La ciudad y los días

Carlos Colón

ccolon@grupojoly.com

Un año más

Allí estarán hoy, todos, sin que falte nadie, esté o no esté allí, porque no hay ausencias ante la Virgen del Rocío

Esperando a la Virgen, esta mañana, no faltará nadie en la casa de los míos de la calle Almonte. Ni tan siquiera los que no están. Muy al contrario, ellos estarán allí, más presentes que nunca en los corazones de los suyos y más reales que nunca en el rostro de la Virgen cuando pase ante la casa, un año más, navegando sobre la marea de devoción almonteña -"no hay quien te lleve, Paloma"- que irrumpió en la ermita para arrebatarla de su altar y devolverla siquiera por unas horas a ese cielo, a esos árboles, a esos cantos de pájaros, a ese puro y limpio olor -cuando rompe el día y el alba tiene el pálido color de su cara- a romero, a jara, a lavanda, a enebro, a lentisco, a pino, que son su mundo. Por eso el ornato de su ráfaga son esas modestas flores que nacen sin más cuidados que los de Dios, como los lirios del campo, sus mejores campanas son los pájaros, su más auténtica música litúrgica son los tamboriles, las flautas y las sevillanas, y su incienso son los aromas más puros que le ofrenda la tierra en la que por voluntad propia quiso quedarse.

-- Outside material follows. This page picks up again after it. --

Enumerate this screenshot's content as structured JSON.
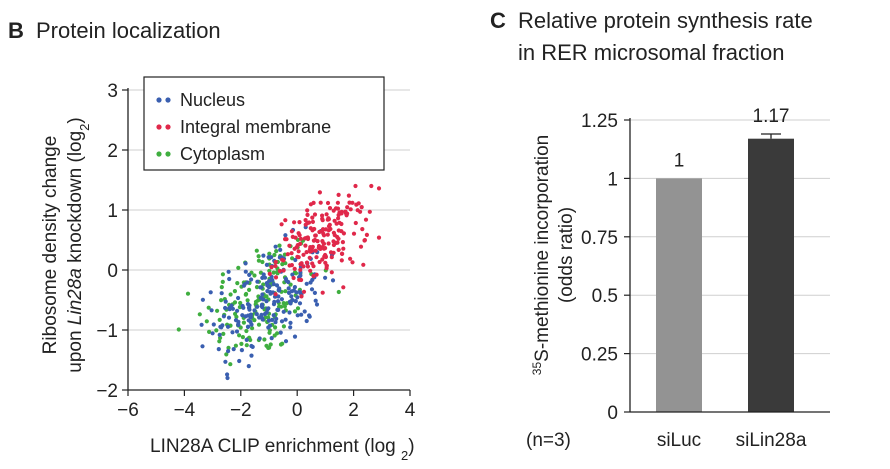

Allí estarán hoy todos, sin que falte nadie, esté o no esté allí, porque no hay ausencias ante la Virgen del Rocío, esperando que les llene -como dice el antiquísimo y hermoso himno al Espíritu Santo- esta luz que penetra las almas, esta fuente del mayor consuelo, este descanso de nuestros esfuerzos, esta tregua en los duros trabajos, esta brisa en las horas de fuego, este gozo que enjuga las lágrimas y reconforta en los duelos: los dones del Espíritu que esta Reina de Pentecostés derrama en los corazones llenándolos de una luz que nunca se extingue, por fuertes que sean los vientos de la vida.

"Lo que no es eterno tampoco es real", escribió Unamuno. Por eso todo es tan real -porque es eterno- ante esta Virgen de los campos, de los árboles, de los cielos, de los pájaros, de las flores, de las aguas, de las personas concretas, todas y cada una de ellas, de los amores sentidos y vividos, todos y cada uno de ellos, que son más fuertes que de la muerte, de las manos cogidas, de las lágrimas, de las risas, de los niños que vuelan sobre la marea almonteña para ser pasados por su manto, de quienes la ven por vez primera y de quienes… No… A la Virgen del Rocío, como a la Macarena, nunca se la ve por última vez. Son las parteras de las almas recién nacidas a ese Cielo en el que, como dice la Salve popular, te aman mejor.